Here are two more examples of Search Engine “Spam” by big name companies. The first is classic SEO Black Hat spam. Syndic8.com Computer Generated almost 200,000 pages at sub domains of their main site, stuffed them with keywords, and stuck adsense on the pages. For details, check out the Syndic8 gets Wiped by Google – WordPress Style threadwatch discussion.

<applauding>Fantastic Work boys!</applauding> (except for the getting caught part.) However, when they were caught and banned by the search engines, they just took down the black hat spam pages and their site was unbanned – just like what happened when WordPress was caught.

The lesson is: if you are big enough, you can get away with anything when it comes to Search Engine Spamming. What are the Search engines gonna do? Not list WordPress and Syndic8? yea right! It’s like having diplomatic immunity – the normal rules / laws just don’t apply.

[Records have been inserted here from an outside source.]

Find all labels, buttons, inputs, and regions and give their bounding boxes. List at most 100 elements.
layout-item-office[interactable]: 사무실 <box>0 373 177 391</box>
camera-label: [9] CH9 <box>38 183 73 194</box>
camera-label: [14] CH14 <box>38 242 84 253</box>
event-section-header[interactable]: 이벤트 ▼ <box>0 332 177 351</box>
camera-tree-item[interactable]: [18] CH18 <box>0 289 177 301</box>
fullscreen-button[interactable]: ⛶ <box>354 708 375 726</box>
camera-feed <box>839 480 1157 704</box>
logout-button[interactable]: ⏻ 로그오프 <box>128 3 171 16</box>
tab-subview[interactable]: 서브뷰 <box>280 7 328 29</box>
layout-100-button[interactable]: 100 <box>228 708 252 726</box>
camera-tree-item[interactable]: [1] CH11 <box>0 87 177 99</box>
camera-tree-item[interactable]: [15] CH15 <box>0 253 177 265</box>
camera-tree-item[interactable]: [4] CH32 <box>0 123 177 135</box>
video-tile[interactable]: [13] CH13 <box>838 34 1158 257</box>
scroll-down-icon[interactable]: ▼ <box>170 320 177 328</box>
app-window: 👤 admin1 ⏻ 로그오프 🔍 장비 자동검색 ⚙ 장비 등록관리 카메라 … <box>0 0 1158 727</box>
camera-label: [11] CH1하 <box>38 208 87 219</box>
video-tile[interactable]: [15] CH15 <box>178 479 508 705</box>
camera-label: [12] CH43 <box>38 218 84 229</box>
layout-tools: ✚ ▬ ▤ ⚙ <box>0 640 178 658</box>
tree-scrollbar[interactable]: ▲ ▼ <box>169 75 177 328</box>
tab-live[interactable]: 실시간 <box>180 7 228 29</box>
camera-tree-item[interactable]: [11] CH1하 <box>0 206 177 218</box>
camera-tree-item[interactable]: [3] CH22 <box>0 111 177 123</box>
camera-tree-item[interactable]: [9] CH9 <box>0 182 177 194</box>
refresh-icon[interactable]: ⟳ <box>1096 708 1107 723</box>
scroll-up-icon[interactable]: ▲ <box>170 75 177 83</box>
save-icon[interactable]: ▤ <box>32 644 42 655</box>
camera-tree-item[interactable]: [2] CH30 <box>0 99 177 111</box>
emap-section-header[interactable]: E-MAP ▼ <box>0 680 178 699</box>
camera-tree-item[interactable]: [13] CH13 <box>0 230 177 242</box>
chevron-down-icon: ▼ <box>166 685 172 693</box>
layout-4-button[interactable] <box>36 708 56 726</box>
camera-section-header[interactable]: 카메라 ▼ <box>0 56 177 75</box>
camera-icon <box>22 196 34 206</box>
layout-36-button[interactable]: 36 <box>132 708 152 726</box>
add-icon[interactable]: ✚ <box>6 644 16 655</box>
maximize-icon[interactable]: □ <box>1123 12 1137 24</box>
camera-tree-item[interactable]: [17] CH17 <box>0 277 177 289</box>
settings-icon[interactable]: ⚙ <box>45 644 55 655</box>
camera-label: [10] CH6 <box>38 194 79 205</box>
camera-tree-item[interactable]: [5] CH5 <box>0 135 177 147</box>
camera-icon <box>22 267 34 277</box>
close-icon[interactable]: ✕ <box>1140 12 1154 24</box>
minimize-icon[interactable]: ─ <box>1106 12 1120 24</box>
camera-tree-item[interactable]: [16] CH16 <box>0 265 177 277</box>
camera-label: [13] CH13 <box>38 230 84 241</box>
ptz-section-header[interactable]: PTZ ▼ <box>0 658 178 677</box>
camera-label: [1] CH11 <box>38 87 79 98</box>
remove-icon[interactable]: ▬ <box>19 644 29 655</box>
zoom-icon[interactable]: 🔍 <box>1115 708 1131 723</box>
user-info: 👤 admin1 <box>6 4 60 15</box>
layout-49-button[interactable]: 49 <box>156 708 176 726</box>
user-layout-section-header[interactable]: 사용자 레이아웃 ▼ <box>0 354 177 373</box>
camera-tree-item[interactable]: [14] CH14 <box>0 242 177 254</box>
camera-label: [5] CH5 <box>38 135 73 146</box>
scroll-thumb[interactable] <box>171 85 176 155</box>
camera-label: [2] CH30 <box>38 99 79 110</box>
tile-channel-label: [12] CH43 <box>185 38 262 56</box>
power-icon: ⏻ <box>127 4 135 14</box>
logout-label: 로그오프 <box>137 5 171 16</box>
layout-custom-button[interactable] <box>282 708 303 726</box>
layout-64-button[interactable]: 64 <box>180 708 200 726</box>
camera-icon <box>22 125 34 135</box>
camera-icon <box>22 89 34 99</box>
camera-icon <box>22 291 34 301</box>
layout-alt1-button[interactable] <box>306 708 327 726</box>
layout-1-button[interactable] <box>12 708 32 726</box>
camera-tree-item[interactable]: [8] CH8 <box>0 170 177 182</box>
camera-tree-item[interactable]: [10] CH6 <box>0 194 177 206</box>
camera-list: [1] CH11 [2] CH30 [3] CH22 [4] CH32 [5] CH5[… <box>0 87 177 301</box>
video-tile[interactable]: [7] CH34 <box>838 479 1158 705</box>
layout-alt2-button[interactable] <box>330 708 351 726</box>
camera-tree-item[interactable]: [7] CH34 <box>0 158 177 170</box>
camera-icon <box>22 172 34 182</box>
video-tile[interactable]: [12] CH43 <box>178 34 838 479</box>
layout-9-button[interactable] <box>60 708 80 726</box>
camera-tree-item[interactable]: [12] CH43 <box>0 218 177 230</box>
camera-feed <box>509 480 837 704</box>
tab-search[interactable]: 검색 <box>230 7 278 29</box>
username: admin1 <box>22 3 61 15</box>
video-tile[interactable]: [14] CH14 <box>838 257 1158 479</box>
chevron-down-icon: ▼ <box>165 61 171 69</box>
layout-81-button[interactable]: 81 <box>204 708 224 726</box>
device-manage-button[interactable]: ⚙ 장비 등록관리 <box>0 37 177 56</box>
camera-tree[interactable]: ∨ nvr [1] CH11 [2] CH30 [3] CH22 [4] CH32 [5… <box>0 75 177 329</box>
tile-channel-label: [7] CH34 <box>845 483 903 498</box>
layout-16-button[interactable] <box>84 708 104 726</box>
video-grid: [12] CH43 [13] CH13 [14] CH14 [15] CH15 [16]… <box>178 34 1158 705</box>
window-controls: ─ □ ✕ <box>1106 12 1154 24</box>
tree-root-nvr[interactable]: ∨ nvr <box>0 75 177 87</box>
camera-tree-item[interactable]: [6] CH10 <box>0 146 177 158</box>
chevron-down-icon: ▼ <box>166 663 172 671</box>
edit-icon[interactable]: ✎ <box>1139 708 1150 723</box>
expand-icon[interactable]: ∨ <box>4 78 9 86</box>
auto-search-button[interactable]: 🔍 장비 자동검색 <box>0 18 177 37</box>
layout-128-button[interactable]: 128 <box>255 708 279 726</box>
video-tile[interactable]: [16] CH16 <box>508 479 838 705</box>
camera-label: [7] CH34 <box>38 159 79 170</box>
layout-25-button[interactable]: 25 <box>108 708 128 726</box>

So why do these reputable companies engage in SEO Black hat strategies?

The answer is obvious. We’ve all seen the business model:

Step 1. Make a Website
Step 2. ???
Step 3. Profit.

In case you were wondering, Step 2 is Implement SEO Black Hat Strategies and Tactics.

Next, I would like to take a moment to welcome Yahoo to the SEO Black Hat Fraternity. We know their representatives specifically call hidden test / color on color text in a page spam.

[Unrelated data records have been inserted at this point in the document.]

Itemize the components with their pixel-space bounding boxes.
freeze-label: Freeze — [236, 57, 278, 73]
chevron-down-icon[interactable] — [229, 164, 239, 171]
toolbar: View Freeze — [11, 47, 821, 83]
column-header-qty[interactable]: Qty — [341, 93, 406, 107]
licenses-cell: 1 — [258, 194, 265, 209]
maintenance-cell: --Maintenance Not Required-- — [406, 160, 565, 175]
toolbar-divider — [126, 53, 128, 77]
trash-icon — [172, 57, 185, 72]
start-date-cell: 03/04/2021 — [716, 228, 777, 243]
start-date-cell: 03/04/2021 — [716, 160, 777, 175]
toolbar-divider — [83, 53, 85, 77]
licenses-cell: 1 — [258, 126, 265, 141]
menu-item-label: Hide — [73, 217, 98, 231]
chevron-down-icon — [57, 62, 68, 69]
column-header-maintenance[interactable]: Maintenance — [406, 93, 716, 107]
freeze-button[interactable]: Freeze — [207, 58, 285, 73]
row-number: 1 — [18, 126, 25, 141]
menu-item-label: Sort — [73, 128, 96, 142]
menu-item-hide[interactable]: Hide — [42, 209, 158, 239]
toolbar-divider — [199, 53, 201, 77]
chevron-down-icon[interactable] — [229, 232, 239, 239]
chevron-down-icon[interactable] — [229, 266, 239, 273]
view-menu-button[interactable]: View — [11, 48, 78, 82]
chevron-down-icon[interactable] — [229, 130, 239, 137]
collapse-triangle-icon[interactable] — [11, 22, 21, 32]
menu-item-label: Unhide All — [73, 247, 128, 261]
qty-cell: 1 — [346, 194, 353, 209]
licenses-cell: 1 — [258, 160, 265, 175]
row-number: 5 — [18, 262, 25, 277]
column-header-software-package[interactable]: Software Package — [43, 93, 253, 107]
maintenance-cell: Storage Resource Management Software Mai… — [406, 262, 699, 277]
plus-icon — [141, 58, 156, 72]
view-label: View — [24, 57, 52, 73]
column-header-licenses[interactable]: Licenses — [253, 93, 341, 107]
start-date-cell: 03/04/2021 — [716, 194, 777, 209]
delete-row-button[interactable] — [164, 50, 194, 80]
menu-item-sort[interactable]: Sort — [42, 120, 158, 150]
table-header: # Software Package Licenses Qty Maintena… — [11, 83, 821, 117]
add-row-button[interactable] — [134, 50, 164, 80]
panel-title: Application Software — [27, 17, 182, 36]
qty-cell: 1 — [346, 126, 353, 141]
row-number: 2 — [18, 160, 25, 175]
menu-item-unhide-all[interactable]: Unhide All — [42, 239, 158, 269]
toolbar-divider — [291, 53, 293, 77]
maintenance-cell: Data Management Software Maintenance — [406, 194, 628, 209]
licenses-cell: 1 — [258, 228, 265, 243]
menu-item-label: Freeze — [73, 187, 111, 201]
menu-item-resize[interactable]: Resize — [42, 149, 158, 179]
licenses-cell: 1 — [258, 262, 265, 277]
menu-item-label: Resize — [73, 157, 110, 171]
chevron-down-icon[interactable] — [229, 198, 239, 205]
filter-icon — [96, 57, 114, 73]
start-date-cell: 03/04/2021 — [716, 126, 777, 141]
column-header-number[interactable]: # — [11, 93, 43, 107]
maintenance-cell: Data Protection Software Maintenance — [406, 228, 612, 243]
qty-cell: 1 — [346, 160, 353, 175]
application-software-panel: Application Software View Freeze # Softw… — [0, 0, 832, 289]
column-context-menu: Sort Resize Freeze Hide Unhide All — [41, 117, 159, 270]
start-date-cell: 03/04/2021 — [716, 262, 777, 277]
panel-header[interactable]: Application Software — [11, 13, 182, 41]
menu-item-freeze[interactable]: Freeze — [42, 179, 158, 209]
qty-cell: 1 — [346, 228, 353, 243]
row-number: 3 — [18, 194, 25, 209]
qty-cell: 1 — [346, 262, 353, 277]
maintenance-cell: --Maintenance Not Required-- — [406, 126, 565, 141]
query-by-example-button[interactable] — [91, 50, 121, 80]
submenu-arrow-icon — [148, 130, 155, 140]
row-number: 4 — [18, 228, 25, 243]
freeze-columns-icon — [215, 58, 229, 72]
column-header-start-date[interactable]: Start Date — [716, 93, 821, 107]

Highlight between the “different code on the next code on the next screen” and the close window button on this yahoo link and you’ll find white on white that reads:

Visually impaired or blind users: We can help you register. So that a customer care representative can contact you, please provide your phone number in addition to your required email address when you contact us by pasting this URL into your browser:
http://add.yahoo.com/fast/help/us/edit/cgi_access

If you’re like “that’s not Spam – that’s for the text readers the Blind use, you jackass!” Then could I write in black on black text:

“Visually imaired or blind users: This site is about Keyword, Keyword (verb), keyword (noun) . . . etc” ?

hmmm . . . i might try that!

Now while I don’t call this Spam, (for me SPAM is SEPRs Positioned Above Mine), it does fall into Yahoo’s definition. So Yahoo only get’s a technical addition to our club.

Yahoo – consider yourself on probation. While, technicaly, you are an SEO Black hat, you’re going to have to step it up a notch to keep your SEO Black Hat membership card.

Google and WordPress are Search Engine Spammers

So what kind of evil scum participate in SEO Black Hat Search Engine Spamming, Cloaking and Keyword Stuffing?

Well Google and WordPress to start. These two articles:

Google Caught Cloaking and Keyword Stuffing?
and
WordPress Website’s Search Engine Spam

illustrate how everyone is doing it – and sometimes even the big boys get caught. Two quotes that aptly apply to SEO Black Hat:

“If you ain’t cheating, you ain’t trying” and “if you ain’t got caught, you ain’t cheating.”

So if you are going to use SEO Black Hat tactics like Keyword Stuffing (Search Engine Spamming, Black Hat SEO, Cloaking, IP Delivery) be smart about it so you’re not easily caught. Remember:

“The greatest trick the devil ever pulled was convincing the world he didn’t exist.” -Verbal Kent.